EPPO Reporting Service no. 04 - 1998 Num. article: 1998/74

Some thoughts on Ceratocystis virescens

In North America, Ceratocystis virescens (EU Annex II/A1) causes sapstreak disease of sugar maple (Acer saccharum). This fungus has been considered by many authors as a synonym of Ceratocystis coerulescens which is widespread in Europe on conifers, as the teleomorphs cannot be morphologically differentiated. In addition to taxonomic problems, its pathogenicity, particularly to European maple, still needs to be clarified. From a quarantine point of view, these difficulties have led to different attitudes. EPPO has not considered that C. virescens was a quarantine pest, essentially on the grounds that it presented a negligible risk as a pathogen of Acer saccharum. The European Union has considered that it was synonymous with C. coerulescens, but that it could present a danger for European maples. But seen from the outside, it appears that quarantine measures are required against a ubiquitous and more or less harmless fungus, which is not satisfactory.
The authors also made the following points. More recent studies on isozyme variation and on morphological differences between the anamorphs tend to suggest that C. coerulescens and C. virescens could be two different species. Concerning host range, C. virescens occurs essentially on A. saccharum, although a few cases of infestation have been reported on Liriodendron tulipifera. C. coerulescens occurs on conifers.
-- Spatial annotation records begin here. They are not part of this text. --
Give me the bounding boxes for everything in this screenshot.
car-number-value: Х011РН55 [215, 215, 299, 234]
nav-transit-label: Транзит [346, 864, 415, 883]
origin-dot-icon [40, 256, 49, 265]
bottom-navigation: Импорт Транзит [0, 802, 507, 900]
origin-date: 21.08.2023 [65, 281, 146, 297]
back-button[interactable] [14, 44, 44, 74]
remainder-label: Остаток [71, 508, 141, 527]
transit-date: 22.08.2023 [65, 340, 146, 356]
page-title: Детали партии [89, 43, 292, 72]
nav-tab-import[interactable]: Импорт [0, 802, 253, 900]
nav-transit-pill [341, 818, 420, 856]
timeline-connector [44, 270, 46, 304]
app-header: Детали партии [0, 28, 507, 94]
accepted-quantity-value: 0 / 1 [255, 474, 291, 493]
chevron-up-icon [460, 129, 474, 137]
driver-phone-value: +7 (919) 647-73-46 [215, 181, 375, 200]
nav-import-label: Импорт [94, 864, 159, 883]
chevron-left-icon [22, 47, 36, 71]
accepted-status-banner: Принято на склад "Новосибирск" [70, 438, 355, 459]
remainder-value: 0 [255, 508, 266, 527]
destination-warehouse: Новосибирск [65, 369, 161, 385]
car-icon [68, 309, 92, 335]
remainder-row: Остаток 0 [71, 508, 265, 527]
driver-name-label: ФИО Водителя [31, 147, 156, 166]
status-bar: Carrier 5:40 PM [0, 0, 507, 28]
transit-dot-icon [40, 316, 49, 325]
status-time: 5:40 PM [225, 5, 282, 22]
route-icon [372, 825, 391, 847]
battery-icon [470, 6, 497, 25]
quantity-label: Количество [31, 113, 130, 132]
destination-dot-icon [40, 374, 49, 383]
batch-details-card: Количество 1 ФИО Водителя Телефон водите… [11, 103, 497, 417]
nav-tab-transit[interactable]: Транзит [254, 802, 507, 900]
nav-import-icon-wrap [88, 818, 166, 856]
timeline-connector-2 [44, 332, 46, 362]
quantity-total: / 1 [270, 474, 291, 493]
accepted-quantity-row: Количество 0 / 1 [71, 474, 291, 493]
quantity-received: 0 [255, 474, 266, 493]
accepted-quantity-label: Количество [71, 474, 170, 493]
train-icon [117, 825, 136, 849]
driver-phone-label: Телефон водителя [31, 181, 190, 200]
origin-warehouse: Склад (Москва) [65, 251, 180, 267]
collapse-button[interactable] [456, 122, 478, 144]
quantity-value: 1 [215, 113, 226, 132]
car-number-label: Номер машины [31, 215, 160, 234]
Recently, however a Ceratocystis species belonging to the C. virescens/C. coerulescens complex has been found in Europe on a broad-leaf tree species (Quercus robur). Experiments have shown that C. virescens could survive in the wood, and could still be isolated from air-dried boards 5 months after being cut. Its introduction on wood or wood products is therefore possible. They felt that quarantine measures are then justified. The problem of pathogenicity of C. virescens to European maple cannot be appraised with the current state of knowledge.
The authors concluded that there is an urgent need to clarify taxonomy, pathogenicity and host spectrum, for a better evaluation of the phytosanitary risk presented by C. virescens.


Zajonc, J.; Wulf, A. (1997) [European maple species endangered by sapstreak (Ceratocystis virescens)?]
Nachrichtenblatt des Deutschen Pflanzenschutzdienstes, 49(12), 297-300.